A depression screening is a short questionnaire, usually just two to nine questions, that helps identify whether you might be experiencing depression. It’s not a diagnosis on its own. It’s a first step that flags whether a deeper evaluation is needed. Most screenings take less than five minutes and are now a routine part of primary care visits, annual checkups, and prenatal appointments.
What Happens During a Screening
In most cases, you’ll fill out a paper or digital form before or during your appointment. The most widely used tool is the PHQ-9, a nine-question survey that asks how often you’ve been bothered by specific problems over the past two weeks. The questions cover:
- Little interest or pleasure in doing things
- Feeling down, depressed, or hopeless
- Trouble falling or staying asleep, or sleeping too much
- Feeling tired or having little energy
- Poor appetite or overeating
- Feeling bad about yourself, or like you’ve let yourself or your family down
- Trouble concentrating on things like reading or watching television
For each question, you rate how often the problem has affected you: not at all, several days, more than half the days, or nearly every day. Two additional questions cover restlessness or sluggishness and thoughts of self-harm. Your answers are scored on a 0 to 3 scale and added up.
Sometimes your provider will start with an even shorter version called the PHQ-2, which includes only the first two questions about low mood and loss of interest. A score of 3 or higher on the PHQ-2 correctly identifies major depression about 83% of the time, with a 92% accuracy rate for ruling it out. If you score above that threshold, you’ll typically be asked to complete the full nine-question version.
How Scores Are Interpreted
The PHQ-9 produces a total score between 0 and 27. The ranges break down like this:
- 1 to 4: Minimal depression
- 5 to 9: Mild depression
- 10 to 14: Moderate depression
- 15 to 19: Moderately severe depression
- 20 to 27: Severe depression
A score of 10 or above generally signals that further evaluation is warranted. But a high score alone does not mean you have clinical depression. The screening identifies the possibility. Confirming it requires a separate step.
What Happens After a Positive Screen
If your screening suggests depression, your provider will follow up with a more detailed clinical interview. This conversation explores how long your symptoms have lasted, how much they interfere with your daily life, and whether anything else could explain them. The goal is to determine whether your symptoms meet the formal criteria for major depressive disorder.

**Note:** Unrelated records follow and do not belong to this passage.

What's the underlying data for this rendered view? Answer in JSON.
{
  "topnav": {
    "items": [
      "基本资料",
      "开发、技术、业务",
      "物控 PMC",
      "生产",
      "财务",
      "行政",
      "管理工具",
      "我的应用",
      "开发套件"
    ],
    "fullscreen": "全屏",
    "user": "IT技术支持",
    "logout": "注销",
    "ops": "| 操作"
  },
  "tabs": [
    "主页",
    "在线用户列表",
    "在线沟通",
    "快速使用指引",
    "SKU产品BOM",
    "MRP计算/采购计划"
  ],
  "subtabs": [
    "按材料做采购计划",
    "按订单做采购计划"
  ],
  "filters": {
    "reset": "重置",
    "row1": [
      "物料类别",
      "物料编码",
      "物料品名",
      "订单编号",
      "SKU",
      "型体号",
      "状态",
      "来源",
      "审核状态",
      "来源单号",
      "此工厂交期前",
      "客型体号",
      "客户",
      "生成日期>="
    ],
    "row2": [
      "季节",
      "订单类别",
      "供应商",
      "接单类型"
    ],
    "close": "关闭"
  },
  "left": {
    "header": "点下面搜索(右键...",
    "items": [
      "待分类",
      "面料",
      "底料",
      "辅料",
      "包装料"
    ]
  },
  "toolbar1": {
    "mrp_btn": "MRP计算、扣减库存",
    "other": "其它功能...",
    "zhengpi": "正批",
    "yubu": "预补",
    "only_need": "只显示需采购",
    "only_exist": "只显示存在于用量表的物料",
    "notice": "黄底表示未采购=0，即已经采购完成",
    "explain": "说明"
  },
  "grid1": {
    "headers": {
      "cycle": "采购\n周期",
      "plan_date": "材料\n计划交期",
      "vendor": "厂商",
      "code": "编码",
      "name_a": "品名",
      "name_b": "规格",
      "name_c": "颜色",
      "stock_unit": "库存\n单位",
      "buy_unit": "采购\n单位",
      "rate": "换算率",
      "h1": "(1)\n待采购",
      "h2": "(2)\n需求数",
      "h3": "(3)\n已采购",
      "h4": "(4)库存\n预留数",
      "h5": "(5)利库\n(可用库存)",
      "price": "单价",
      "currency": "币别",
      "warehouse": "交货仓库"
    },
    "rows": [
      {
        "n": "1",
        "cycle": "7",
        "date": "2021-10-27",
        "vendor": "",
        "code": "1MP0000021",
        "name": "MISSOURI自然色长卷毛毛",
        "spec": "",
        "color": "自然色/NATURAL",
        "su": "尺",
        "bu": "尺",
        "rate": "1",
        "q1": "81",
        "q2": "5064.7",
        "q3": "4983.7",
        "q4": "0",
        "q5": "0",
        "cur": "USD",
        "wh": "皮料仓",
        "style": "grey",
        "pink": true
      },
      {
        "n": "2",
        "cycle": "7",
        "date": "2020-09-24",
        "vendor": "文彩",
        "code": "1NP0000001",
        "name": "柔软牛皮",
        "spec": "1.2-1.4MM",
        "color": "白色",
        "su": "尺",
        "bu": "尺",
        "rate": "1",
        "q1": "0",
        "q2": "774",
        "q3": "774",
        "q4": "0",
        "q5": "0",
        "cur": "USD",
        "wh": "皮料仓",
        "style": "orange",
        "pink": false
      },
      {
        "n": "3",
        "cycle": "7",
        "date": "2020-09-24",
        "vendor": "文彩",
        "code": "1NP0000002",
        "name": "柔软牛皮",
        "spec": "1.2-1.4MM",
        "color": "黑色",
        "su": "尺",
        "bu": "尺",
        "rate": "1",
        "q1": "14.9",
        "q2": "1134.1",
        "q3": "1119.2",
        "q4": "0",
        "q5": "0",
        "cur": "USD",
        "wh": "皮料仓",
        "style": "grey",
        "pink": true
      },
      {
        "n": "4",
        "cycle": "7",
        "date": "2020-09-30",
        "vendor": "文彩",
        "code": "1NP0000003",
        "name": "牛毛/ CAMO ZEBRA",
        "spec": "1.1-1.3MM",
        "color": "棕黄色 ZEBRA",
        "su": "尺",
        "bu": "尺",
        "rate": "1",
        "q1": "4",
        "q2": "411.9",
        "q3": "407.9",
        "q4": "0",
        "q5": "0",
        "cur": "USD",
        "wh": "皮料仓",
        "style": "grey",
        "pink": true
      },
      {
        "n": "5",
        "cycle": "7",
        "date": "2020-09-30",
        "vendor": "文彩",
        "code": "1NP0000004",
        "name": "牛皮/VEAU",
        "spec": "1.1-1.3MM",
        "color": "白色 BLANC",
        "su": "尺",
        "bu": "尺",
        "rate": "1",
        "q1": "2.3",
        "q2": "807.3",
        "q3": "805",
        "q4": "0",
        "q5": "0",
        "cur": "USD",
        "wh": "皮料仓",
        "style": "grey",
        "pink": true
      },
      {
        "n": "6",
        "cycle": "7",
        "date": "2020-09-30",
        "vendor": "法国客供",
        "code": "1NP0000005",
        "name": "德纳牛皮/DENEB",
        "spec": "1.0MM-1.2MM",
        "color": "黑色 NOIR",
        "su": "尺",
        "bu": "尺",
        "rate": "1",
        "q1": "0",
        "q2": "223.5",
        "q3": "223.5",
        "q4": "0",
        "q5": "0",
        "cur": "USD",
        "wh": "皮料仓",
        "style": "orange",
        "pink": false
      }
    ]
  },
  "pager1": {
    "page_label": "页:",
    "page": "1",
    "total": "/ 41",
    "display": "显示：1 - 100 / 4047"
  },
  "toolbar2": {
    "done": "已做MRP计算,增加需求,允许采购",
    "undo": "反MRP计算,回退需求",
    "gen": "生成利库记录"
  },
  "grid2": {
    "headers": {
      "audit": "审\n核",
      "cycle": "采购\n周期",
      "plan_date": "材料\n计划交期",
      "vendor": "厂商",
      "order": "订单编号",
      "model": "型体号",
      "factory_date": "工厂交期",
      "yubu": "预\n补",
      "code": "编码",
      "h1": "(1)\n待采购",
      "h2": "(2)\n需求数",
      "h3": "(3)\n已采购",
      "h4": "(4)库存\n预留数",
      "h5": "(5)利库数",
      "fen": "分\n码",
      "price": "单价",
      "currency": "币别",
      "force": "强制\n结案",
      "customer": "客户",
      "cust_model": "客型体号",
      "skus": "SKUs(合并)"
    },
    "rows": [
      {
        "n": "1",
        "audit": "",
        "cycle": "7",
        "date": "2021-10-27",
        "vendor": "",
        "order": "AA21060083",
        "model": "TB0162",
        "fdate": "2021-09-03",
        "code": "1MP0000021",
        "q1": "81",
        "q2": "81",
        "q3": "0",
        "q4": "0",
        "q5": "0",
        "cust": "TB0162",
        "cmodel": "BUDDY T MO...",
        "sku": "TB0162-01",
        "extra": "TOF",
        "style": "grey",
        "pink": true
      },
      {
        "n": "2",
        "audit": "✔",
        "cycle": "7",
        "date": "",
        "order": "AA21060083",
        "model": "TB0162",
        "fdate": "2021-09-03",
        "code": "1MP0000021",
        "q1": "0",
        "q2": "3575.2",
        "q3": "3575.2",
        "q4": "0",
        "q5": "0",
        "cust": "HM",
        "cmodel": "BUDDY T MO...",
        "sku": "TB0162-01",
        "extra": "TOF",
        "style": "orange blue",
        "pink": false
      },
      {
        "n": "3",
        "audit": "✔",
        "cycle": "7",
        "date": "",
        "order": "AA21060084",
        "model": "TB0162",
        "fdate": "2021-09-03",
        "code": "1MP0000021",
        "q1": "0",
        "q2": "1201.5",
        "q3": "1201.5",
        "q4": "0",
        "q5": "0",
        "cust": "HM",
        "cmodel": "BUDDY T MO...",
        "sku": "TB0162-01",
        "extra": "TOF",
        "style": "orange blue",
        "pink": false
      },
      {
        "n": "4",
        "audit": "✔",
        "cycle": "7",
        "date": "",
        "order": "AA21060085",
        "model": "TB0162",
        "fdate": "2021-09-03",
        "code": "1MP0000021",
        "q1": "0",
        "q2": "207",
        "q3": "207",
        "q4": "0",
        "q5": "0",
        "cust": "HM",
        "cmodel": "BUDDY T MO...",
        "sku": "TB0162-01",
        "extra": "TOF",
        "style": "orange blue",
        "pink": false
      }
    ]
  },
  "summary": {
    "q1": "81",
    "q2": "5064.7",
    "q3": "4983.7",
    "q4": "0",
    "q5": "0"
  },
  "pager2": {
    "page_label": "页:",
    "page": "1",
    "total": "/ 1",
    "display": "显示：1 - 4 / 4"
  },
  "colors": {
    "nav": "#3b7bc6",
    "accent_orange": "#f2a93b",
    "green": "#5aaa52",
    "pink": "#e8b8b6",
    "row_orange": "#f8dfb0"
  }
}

Part of this process involves ruling out other conditions that can look like depression. Thyroid problems, anemia, vitamin B12 deficiency, and even sodium imbalances can cause fatigue, mood changes, and sleep disruption. For this reason, your provider may order basic blood work, particularly if you’re older or if your symptoms don’t follow a typical pattern. Conditions like bipolar disorder, persistent low-grade depression (sometimes called dysthymia), grief, and substance-related mood changes also need to be considered before landing on a diagnosis.
A positive screen is not something to worry about on its own. It simply opens the door to a fuller conversation about what you’re experiencing.
Who Should Be Screened
The U.S. Preventive Services Task Force recommends depression screening for all adults 18 and older. There’s no firm rule on how often to repeat it, but the general approach is to screen everyone at least once and then rescreen people with risk factors or significant life changes as needed.
For adolescents, guidelines recommend annual screening starting at age 12 using a standardized questionnaire. Evidence for screening children younger than 12 is still limited, so routine screening isn’t recommended for that age group.
Pregnant and postpartum individuals are screened on a separate timeline. Obstetric guidelines call for screening at the first prenatal visit, again later in pregnancy, and at postpartum follow-up appointments. A different tool, the Edinburgh Postnatal Depression Scale, is often used in these settings. It has a maximum score of 30, and a score of 10 or higher suggests possible depression that deserves closer attention.
Cost and Coverage
Medicare covers one depression screening per year at no cost to you, as long as it takes place in a primary care setting where follow-up care or referrals are available and your provider accepts Medicare assignment. Most private insurance plans also cover annual screenings with no copay under preventive care provisions established by the Affordable Care Act. If you’re uninsured, many community health centers include basic mental health screening as part of standard visits.
Why Screening Matters
Depression often develops gradually. The symptoms, things like persistent fatigue, difficulty concentrating, and changes in sleep or appetite, overlap with the kind of stress and exhaustion many people consider normal. A screening catches what you might otherwise dismiss. It takes a subjective experience (“I’ve been feeling off”) and puts a number to it, giving both you and your provider something concrete to act on. For many people, a five-minute questionnaire is the first time anyone has asked them directly, in a structured way, whether they’re struggling.